In short, the use of the value “NANUM” must be considered exceptional, and should only be recorded in those cases in which the financial institution does not have the identification code for the financial account in question.
The regulatory basis for the above is found in the following sections:
Article 2.2.(2) of the Agreement between the Kingdom of Spain and the United States of America for the improvement of international tax compliance and the implementation of the Foreign Account Tax Compliance Act - FATCA (Foreign Account Tax Compliance Act), made in Madrid on May 14, 2013, when determining the information that must be obtained and exchanged, indicates that this consists, among others, of: " b) The account number." the account number (or equivalent functional element in the absence of an account number) ”

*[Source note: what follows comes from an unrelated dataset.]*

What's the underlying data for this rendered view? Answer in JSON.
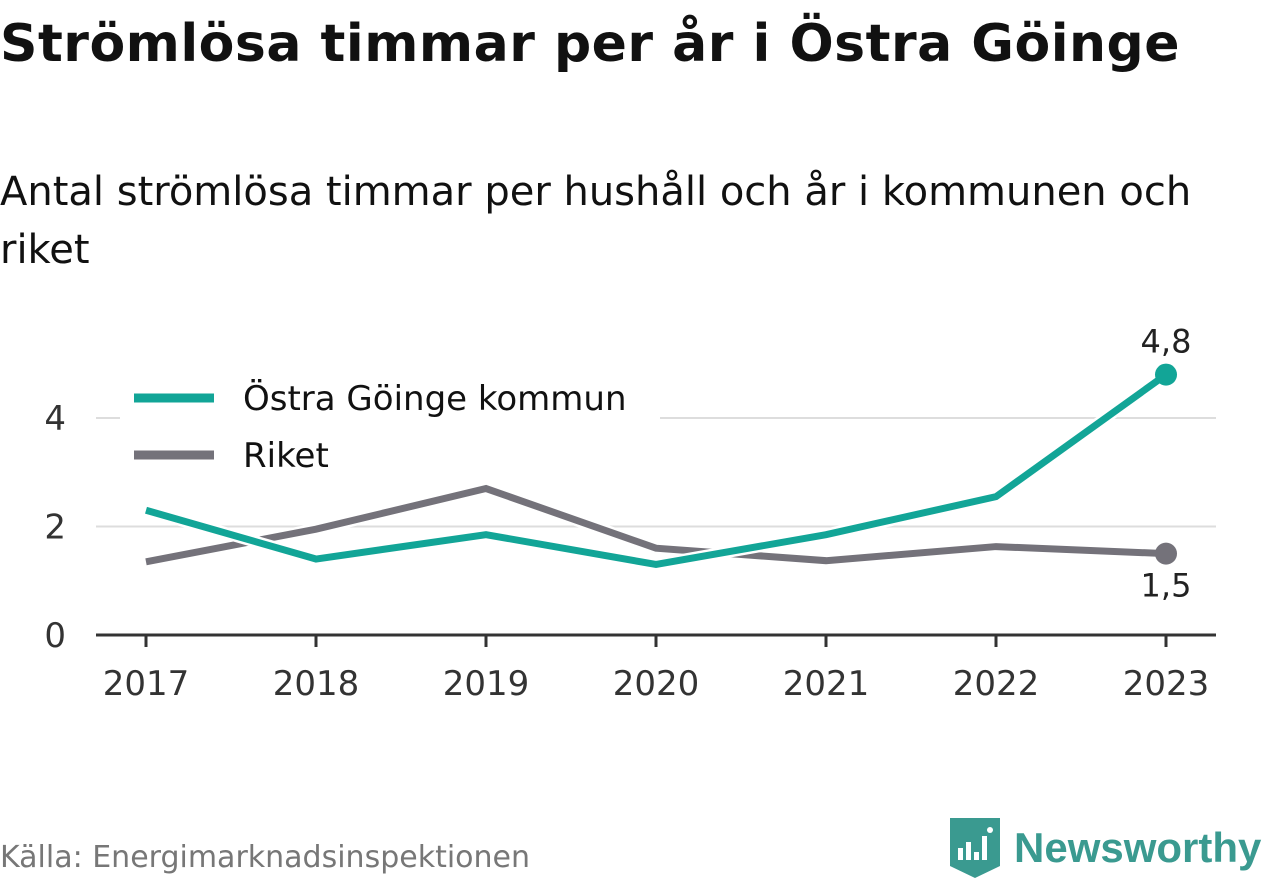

Similarly, the Annex to Order HAP/1136/2014, of June 30, approving Form 290, within the content of the annual information declaration of financial accounts of certain US persons, establishes in its section 8 that the messages transmitted by financial institutions to the AEAT must contain a:
“ Account number . It may consist of an IBAN, ISIN, the reference number of a cash value insurance contract or an annuity contract or any other identifying code used by the financial institution required to report information.”
Therefore, the account number is not limited to IBAN or ISIN codes, but may be different depending on the category of financial account, and only in the event that no unique identifier of the declared financial account is available, it must include the characters "NANUM" (no account number).
No. The NilReport element is optional.
However, according to what is indicated in the Technical Manual for the presentation of Model 290, available in the Electronic Office, if a declaration is presented NilReport para un periodo, no podrá presentarse ninguna declaración con AccountReports para ese periodo hasta que el NilReport sea anulado (FATCA3). Del mismo modo si se han presentado AccountReports para un periodo no podrá presentarse una declaración NilReport para ese periodo hasta que todas las AccountReports sean anuladas (FATCA3). Por último, tampoco se acepta un segundo NilReport para una misma Institución Financiera (ReportingFI) y ejercicio, si ya se aceptó un NilReport.
Access to the manual on the presentation through Web Service
In the case of joint accounts, both for the purposes of determining whether or not the thresholds established in Annex I of the Agreement are exceeded and for the purposes of declaring the account balance in Form 290, the total balance or value of each financial account will be attributed to each account holder. This rule is also applicable for the purposes of aggregating balances.
However, the existence of a joint account subject to reporting of information does not imply that information relating to the other account holders declared for whom reporting is not required in application of the Agreement and its Development Order must be included in Form 290.